What source?

Where does your electricity come from? I don’t mean, what’s the name of the company that supplies it, I mean, how is it generated – coal, oil, gas, wind, solar, tidal…? And does your supplier tell you?

A few years back, we switched suppliers – we had originally signed up for a ‘green tariff’ from one of the big six suppliers in the UK, but decided to switch in order to support one of the smaller companies whose focus is on green electricity and who are investing in renewables. Interestingly, this change has helped us financially. Because our supplier, Ecotricity, produces most of its energy from renewable sources, we are buffered from the vagueries of oil prices, and our bills are not rising, whilst customers of the big electricity generators are seeing significant increases.

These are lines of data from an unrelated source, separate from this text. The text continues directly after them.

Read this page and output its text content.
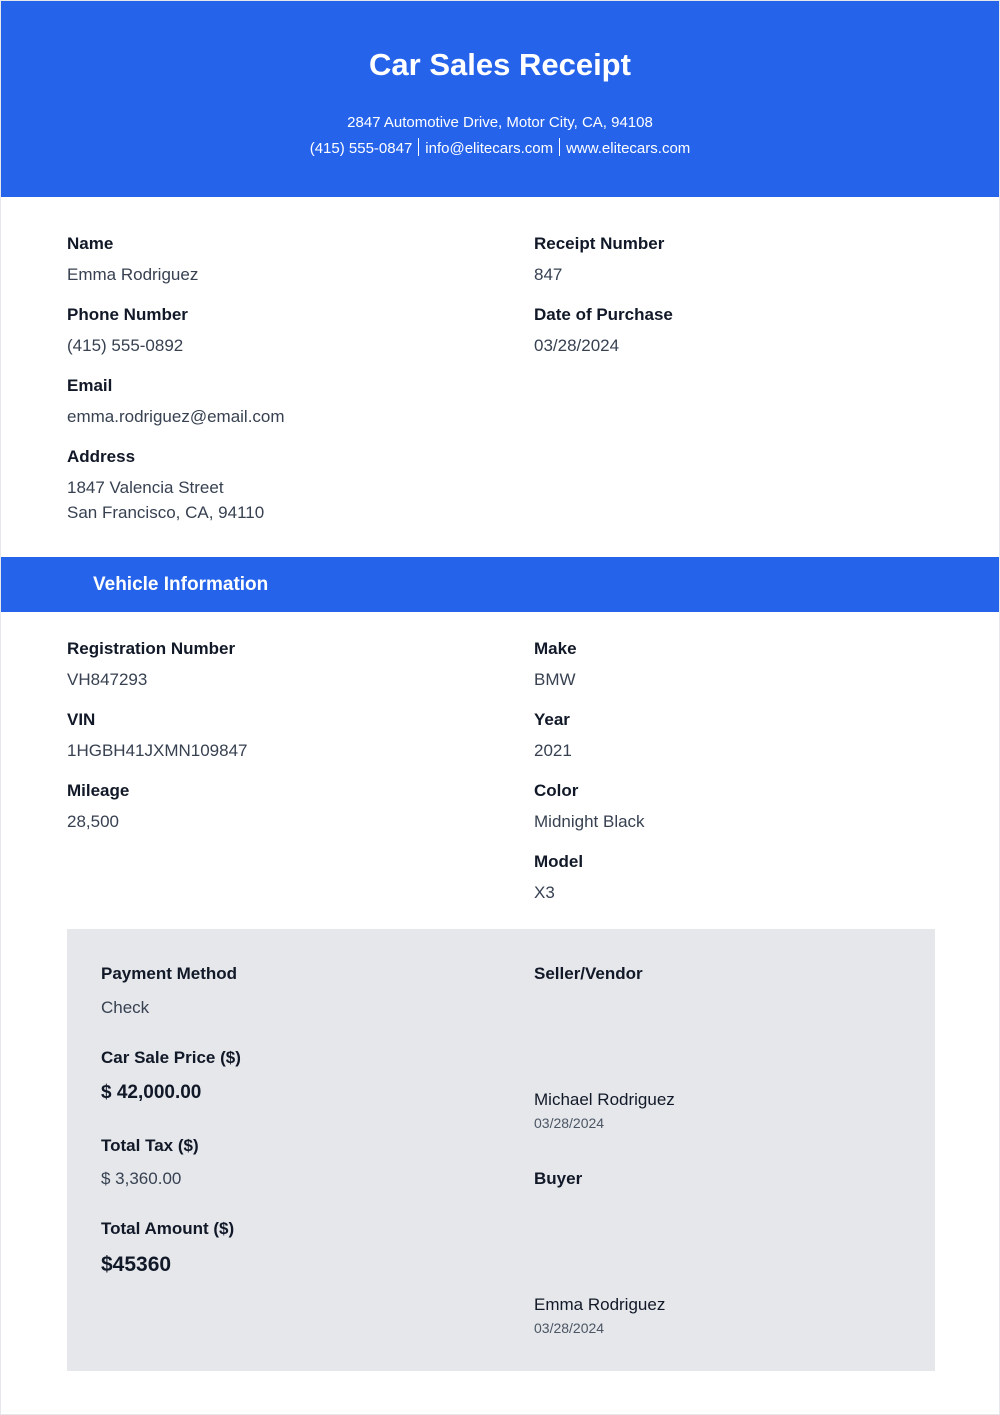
Car Sales Receipt
2847 Automotive Drive, Motor City, CA, 94108
(415) 555-0847 info@elitecars.com www.elitecars.com
Name
Emma Rodriguez
Phone Number
(415) 555-0892
Email
emma.rodriguez@email.com
Address
1847 Valencia Street
San Francisco, CA, 94110
Receipt Number
847
Date of Purchase
03/28/2024
Vehicle Information
Registration Number
VH847293
VIN
1HGBH41JXMN109847
Mileage
28,500
Make
BMW
Year
2021
Color
Midnight Black
Model
X3
Payment Method
Check
Car Sale Price ($)
$ 42,000.00
Total Tax ($)
$ 3,360.00
Total Amount ($)
$45360
Seller/Vendor
Michael Rodriguez
03/28/2024
Buyer
Emma Rodriguez
03/28/2024
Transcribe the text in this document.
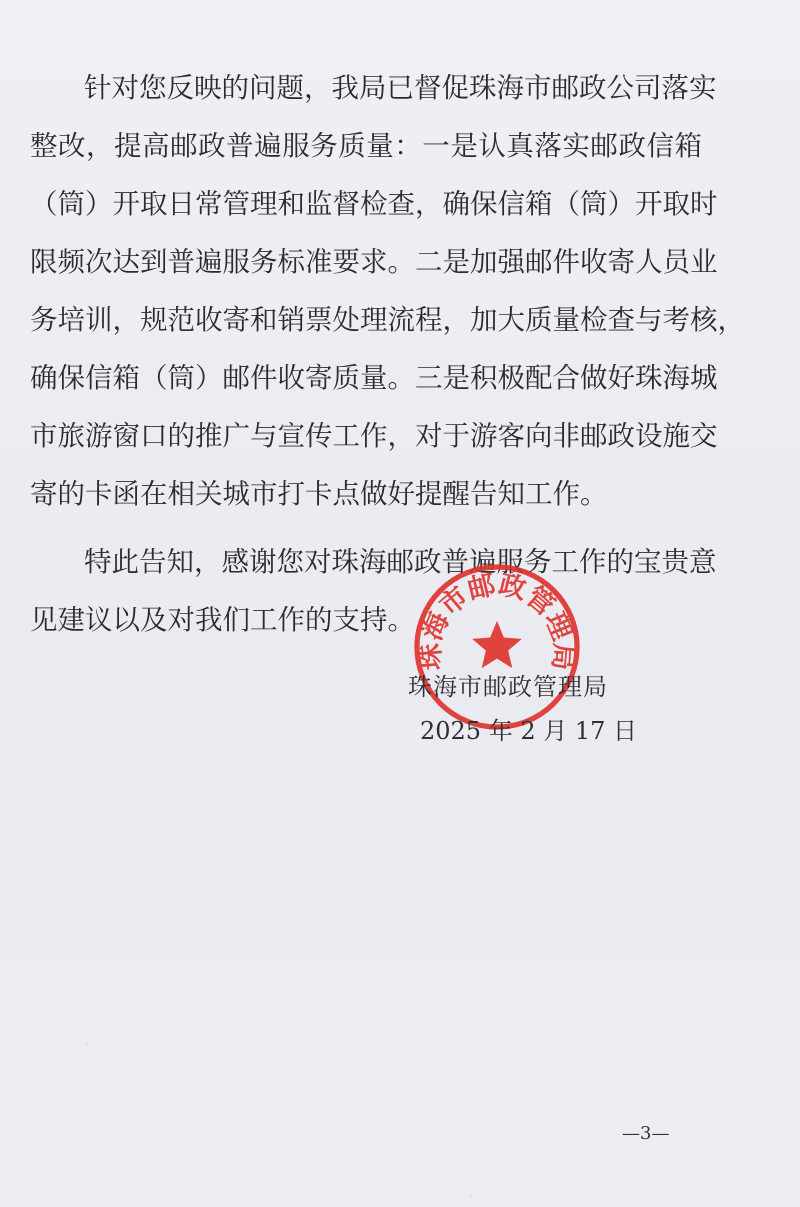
针对您反映的问题，我局已督促珠海市邮政公司落实
整改，提高邮政普遍服务质量：一是认真落实邮政信箱
（筒）开取日常管理和监督检查，确保信箱（筒）开取时
限频次达到普遍服务标准要求。二是加强邮件收寄人员业
务培训，规范收寄和销票处理流程，加大质量检查与考核，
确保信箱（筒）邮件收寄质量。三是积极配合做好珠海城
市旅游窗口的推广与宣传工作，对于游客向非邮政设施交
寄的卡函在相关城市打卡点做好提醒告知工作。
特此告知，感谢您对珠海邮政普遍服务工作的宝贵意
见建议以及对我们工作的支持。
珠海市邮政管理局
珠海市邮政管理局
2025 年 2 月 17 日
—3—
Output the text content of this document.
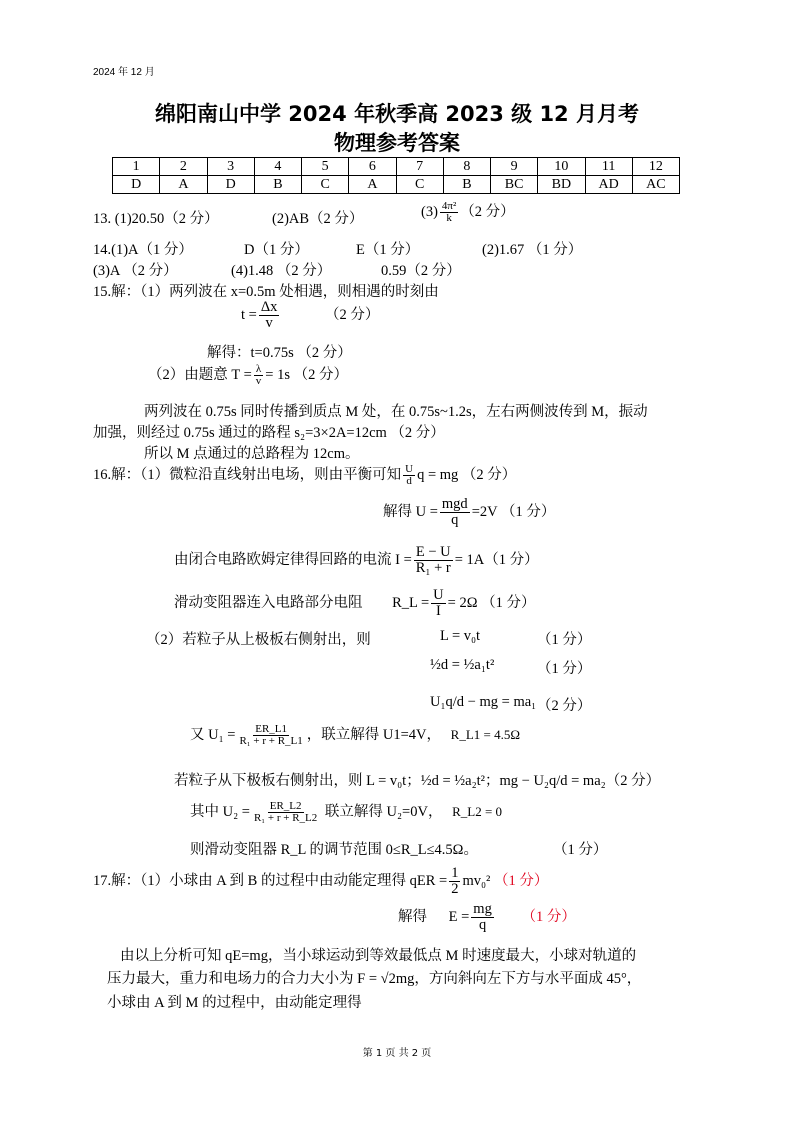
2024 年 12 月
绵阳南山中学 2024 年秋季高 2023 级 12 月月考
物理参考答案
1	2	3	4	5	6	7	8	9	10	11	12
D	A	D	B	C	A	C	B	BC	BD	AD	AC
13. (1)20.50（2 分）	(2)AB（2 分）	$(3) \frac{\text{4π²}}{k} (2$ 分）
14.(1)A（1 分）	D（1 分）	E（1 分）	(2)1.67 （1 分）
(3)A （2 分）	(4)1.48 （2 分）	0.59（2 分）
15.解：（1）两列波在 x=0.5m 处相遇，则相遇的时刻由
$t = \frac{\Delta x}{v}$	（2 分）
解得：t=0.75s （2 分）
（2）由题意 $T = \frac{\lambda}{v} = 1s$ （2 分）
两列波在 0.75s 同时传播到质点 M 处，在 0.75s~1.2s，左右两侧波传到 M，振动
加强，则经过 0.75s 通过的路程 s₂=3×2A=12cm （2 分）
所以 M 点通过的总路程为 12cm。
16.解：（1）微粒沿直线射出电场，则由平衡可知 $\frac{U}{d}$ q = mg （2 分）
解得 $U = \frac{\text{mgd}}{q} =2V$ （1 分）
由闭合电路欧姆定律得回路的电流 $I = \frac{E - U}{\text{R₁ + r}} = 1A(1$ 分）
滑动变阻器连入电路部分电阻 R_L = $\frac{U}{I} = 2\Omega$ （1 分）
（2）若粒子从上极板右侧射出，则	L = v₀t	（1 分）
½d = ½a₁t²	（1 分）
U₁q/d − mg = ma₁ （2 分）
又 $U_1 = \frac{ER\_L1}{\text{R₁ + r + R\_L1}}$ ，联立解得 U1=4V， R_L1 = 4.5Ω
若粒子从下极板右侧射出，则 L = v₀t；½d = ½a₂t²；mg − U₂q/d = ma₂（2 分）
其中 $U_2 = \frac{ER\_L2}{\text{R₁ + r + R\_L2}}$ 联立解得 U₂=0V， R_L2 = 0
则滑动变阻器 R_L 的调节范围 0≤R_L≤4.5Ω。	（1 分）
17.解：（1）小球由 A 到 B 的过程中由动能定理得 qER = $\frac{1}{2} mv_0^2$ （1 分）
解得 $E = \frac{mg}{q} (1$ 分）
由以上分析可知 qE=mg，当小球运动到等效最低点 M 时速度最大，小球对轨道的
压力最大，重力和电场力的合力大小为 F = √2mg，方向斜向左下方与水平面成 45°，
小球由 A 到 M 的过程中，由动能定理得
第 1 页 共 2 页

In addition, our supplier is proud of their achievements, whilst acknowledging that they are not perfect. They are investing in renewables directly and the impact on their supplies, in comparison to the UK overall, can be seen in this table:

Fuel mix

Fuel mix

Perhaps my favourite part of their website is the page that tells me how the UK is doing in terms of carbon dioxide emissions and fuel mix right now:

Current UK energy generation and carbon emissions

Current UK energy generation and carbon emissions (click on the picture to go to the live web page)

The traffic lights on the left tell you whether it’s a good time to use electricity in terms of carbon emissions and the table on the right shows the current contributions of the different fuel sources. I’m not sure whether there are similar tools available for other countries (anyone know?). Our situation is slightly more complex than only using big appliances when the traffic lights go green because on sunny days our solar panels generate lots of electricity and it is best to use this directly when possible, but when it’s dull or dark, this tool is going to be really useful.